Whale wars victory: Japan to release three activist stowaways
The promised release of three activists who boarded a Japanese whaling ship a few days ago signals a victory for behind-the-scenes diplomacy with Australia.
Tokyo — An unscheduled meeting between Japan’s whalers and environmental activists on the high seas seems an unlikely backdrop to an outbreak of détente.
But Australia was quietly celebrating a minor victory for diplomacy on Tuesday after Japan agreed to release three anti-whaling activists who illegally boarded one of its whaling ships over the weekend.
The trio, all Australian citizens, have been detained on the Shonan Maru 2, which is providing security to the fleet, after clambering aboard early Sunday morning to protest Japan’s annual hunts in the Antarctic. The International Whaling Commission banned commercial whaling in 1986 but allows Japan to hunt a limited number of whales for “scientific research.” The fleet left port last month with plans to kill some 900 whales this season.
The incident threatened to cause tension between Australia and Japan, close trade and security partners. Soon after the men were detained it seemed likely that they would be kept aboard the Shonan Maru 2 and taken to Japan, where they faced a trial and possible imprisonment for trespassing.
By late Monday evening, however, Japan had agreed to release the trio, a move welcomed by Australia’s prime minister, Julia Gillard.
Prime Minister Gillard, who came under immediate pressure at home to secure the activists’ release, thanked Japan for its cooperation, but sounded a warning to campaigners thinking of employing similar forms of direct action.
“No one should assume that because an agreement has been reached with the Japanese government in this instance that individuals will not be charged and convicted in the future,” she said in a statement. “The best way to stop whaling once and for all is through our court action.
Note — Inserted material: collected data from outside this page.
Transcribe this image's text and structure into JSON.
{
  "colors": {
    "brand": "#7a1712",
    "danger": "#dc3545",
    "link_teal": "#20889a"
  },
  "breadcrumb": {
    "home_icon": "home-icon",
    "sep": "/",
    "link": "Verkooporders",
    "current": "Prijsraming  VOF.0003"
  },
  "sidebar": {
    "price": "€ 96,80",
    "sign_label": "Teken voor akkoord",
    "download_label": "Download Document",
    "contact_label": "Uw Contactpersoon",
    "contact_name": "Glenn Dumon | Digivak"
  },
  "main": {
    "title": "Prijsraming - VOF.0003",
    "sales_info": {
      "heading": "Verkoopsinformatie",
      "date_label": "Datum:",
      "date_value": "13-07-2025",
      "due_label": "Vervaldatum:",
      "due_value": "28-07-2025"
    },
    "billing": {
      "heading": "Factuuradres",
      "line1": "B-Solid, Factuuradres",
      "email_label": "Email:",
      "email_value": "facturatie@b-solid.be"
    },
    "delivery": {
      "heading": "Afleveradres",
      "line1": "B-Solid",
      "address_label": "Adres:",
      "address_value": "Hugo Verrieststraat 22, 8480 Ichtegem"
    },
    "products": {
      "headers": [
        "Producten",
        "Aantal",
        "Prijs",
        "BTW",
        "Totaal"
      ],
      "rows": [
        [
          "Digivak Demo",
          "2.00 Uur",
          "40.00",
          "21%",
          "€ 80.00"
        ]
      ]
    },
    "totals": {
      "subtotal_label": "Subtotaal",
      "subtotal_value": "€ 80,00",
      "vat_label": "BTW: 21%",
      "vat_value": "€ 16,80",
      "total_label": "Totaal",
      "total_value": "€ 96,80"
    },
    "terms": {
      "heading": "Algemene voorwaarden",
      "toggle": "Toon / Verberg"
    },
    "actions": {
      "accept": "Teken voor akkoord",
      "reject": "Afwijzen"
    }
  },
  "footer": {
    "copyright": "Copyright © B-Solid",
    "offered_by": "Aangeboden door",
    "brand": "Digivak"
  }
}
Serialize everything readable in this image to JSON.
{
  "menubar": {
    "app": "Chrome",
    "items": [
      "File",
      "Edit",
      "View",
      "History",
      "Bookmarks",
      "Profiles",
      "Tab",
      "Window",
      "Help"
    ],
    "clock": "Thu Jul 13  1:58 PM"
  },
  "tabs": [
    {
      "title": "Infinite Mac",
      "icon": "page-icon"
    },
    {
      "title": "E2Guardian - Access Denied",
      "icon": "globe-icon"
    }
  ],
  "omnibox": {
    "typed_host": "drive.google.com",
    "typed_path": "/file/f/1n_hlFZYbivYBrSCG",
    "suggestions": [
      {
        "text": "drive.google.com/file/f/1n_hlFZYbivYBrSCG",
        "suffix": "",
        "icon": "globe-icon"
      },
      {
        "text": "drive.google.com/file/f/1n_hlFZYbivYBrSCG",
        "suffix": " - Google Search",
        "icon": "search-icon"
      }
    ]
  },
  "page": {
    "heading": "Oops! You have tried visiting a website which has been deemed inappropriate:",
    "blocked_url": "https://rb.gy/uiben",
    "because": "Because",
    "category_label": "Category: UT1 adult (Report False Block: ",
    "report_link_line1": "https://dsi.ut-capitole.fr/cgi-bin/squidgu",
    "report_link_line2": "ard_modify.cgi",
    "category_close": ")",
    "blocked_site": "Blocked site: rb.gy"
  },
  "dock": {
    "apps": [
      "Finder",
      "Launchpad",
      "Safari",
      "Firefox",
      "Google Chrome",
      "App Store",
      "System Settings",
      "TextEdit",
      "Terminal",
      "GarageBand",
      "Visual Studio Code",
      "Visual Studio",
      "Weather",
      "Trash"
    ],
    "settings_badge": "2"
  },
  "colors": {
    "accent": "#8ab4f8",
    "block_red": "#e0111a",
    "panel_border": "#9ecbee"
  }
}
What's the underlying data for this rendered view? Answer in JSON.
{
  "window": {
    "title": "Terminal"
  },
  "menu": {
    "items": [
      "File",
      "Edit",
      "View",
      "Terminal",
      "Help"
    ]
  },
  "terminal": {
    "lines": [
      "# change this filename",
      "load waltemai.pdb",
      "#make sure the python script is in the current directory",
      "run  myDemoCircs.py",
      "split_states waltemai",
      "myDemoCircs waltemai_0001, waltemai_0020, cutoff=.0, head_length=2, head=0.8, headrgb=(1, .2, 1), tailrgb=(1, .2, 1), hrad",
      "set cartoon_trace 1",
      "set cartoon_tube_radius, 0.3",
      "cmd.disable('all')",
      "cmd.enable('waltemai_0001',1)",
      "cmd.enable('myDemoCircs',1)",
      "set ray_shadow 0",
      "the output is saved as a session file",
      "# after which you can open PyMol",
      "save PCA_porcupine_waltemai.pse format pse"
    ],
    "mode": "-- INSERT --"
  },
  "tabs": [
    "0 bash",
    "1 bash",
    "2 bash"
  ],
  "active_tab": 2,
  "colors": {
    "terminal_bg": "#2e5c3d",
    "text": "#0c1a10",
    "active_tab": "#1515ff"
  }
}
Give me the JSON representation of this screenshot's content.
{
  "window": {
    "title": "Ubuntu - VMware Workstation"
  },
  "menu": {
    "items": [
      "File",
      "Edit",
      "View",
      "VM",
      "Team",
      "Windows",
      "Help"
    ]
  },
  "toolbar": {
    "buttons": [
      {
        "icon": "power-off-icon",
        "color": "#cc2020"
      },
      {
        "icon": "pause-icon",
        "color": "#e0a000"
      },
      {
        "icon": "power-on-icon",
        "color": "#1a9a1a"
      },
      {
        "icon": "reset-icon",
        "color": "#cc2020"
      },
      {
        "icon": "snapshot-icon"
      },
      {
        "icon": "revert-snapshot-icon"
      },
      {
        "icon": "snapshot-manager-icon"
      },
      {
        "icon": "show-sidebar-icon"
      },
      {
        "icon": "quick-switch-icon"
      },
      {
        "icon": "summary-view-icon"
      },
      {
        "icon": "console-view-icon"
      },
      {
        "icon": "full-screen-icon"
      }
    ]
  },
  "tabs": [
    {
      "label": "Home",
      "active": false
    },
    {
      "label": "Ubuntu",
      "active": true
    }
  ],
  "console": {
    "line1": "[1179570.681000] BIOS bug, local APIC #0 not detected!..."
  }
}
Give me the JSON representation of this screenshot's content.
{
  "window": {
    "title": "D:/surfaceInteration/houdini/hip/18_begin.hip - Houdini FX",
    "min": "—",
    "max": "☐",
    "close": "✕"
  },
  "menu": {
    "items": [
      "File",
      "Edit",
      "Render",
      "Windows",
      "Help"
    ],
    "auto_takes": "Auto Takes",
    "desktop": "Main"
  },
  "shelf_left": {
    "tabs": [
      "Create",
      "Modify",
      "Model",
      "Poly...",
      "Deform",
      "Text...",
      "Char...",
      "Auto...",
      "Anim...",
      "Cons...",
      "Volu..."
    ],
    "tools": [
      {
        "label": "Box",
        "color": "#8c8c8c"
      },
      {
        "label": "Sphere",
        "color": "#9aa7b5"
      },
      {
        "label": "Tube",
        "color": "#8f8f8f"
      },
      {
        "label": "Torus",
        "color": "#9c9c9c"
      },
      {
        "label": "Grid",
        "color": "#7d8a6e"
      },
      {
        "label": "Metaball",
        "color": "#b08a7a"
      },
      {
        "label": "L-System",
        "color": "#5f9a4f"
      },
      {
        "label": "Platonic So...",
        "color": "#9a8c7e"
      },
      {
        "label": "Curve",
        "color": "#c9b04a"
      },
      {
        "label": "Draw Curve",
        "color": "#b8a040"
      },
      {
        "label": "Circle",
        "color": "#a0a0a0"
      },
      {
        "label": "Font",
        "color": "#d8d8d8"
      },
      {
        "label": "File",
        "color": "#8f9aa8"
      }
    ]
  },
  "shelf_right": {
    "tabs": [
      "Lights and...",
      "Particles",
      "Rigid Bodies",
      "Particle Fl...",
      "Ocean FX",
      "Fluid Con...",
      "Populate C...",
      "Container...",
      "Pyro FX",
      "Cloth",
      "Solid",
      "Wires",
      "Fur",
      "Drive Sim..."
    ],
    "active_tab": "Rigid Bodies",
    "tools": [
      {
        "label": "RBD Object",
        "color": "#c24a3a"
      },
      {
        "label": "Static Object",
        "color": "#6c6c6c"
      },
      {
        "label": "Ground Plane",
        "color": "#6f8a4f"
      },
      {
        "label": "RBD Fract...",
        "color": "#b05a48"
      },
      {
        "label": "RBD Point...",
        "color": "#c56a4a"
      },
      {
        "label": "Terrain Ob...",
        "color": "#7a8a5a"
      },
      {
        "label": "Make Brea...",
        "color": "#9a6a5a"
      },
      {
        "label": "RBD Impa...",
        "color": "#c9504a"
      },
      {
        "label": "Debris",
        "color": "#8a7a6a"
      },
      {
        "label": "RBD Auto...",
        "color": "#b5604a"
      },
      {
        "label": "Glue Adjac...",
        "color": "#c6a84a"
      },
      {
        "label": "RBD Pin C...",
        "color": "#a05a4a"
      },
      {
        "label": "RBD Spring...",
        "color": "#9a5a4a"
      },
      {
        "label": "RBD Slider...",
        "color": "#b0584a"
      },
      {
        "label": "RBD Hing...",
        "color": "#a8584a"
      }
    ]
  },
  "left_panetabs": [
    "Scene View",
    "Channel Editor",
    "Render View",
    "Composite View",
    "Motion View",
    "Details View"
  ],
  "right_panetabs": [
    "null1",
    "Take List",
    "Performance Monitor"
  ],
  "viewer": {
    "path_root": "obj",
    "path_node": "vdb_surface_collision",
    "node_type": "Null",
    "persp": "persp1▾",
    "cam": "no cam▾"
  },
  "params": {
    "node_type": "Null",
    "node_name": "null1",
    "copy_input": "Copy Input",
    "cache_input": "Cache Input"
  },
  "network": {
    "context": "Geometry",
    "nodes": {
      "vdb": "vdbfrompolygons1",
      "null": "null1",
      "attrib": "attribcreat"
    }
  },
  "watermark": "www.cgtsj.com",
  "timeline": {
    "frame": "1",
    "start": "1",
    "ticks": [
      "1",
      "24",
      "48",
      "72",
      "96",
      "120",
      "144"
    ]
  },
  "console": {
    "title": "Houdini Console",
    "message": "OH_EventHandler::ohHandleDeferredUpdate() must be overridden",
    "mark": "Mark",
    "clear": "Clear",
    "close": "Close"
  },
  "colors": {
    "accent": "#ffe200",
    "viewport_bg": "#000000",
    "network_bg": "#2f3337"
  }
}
Australia has lodged a legal challenge to the annual whale hunts with the international court of justice in the Hague but a decision is not expected until 2013 at the earliest.
Canberra’s delicate task was to balance an election pledge to end the whale hunts with a public show of respect for maritime law.
But in an interview with Macquarie Radio, Mr. Watson said: “If the Australian government would do their job and fulfill their election promises, these things wouldn’t be happening.”
Japan, meanwhile, insisted the decision to release the men did not mean it had gone soft on Sea Shepherd.
The trio are not members of the group – they belong to another organization called Forest Rescue – and had not injured any members of the Shonan Maru 2’s crew when they boarded, Japan’s chief cabinet secretary, Osamu Fujimura, told reporters.
“The three activists were not violent during or after they boarded the whaling vessel,” he said. “There was no evidence that they were part of Sea Shepherd, which has been engaged in obstructing the fleet.”
Japan may have also had in mind the negative international publicity it attracted in 2010, when it prosecuted former Sea Shepherd member Pete Bethune, who had boarded the Shonan Maru 2 to protest the sinking of the group’s high-tech speedboat. Mr. Bethune, who had been carrying a knife, was given a suspended sentence and deported.
Official support for the whaling program was also put under the spotlight last month when it was revealed that the government had used 2.28 billion yen ($30 million) of taxpayer money intended for the tsunami recovery effort to fund this year’s hunt, on top an existing $6 million annual subsidy. The fisheries agency said the use of the fund was justified because one of the towns destroyed in the disaster was a whaling port.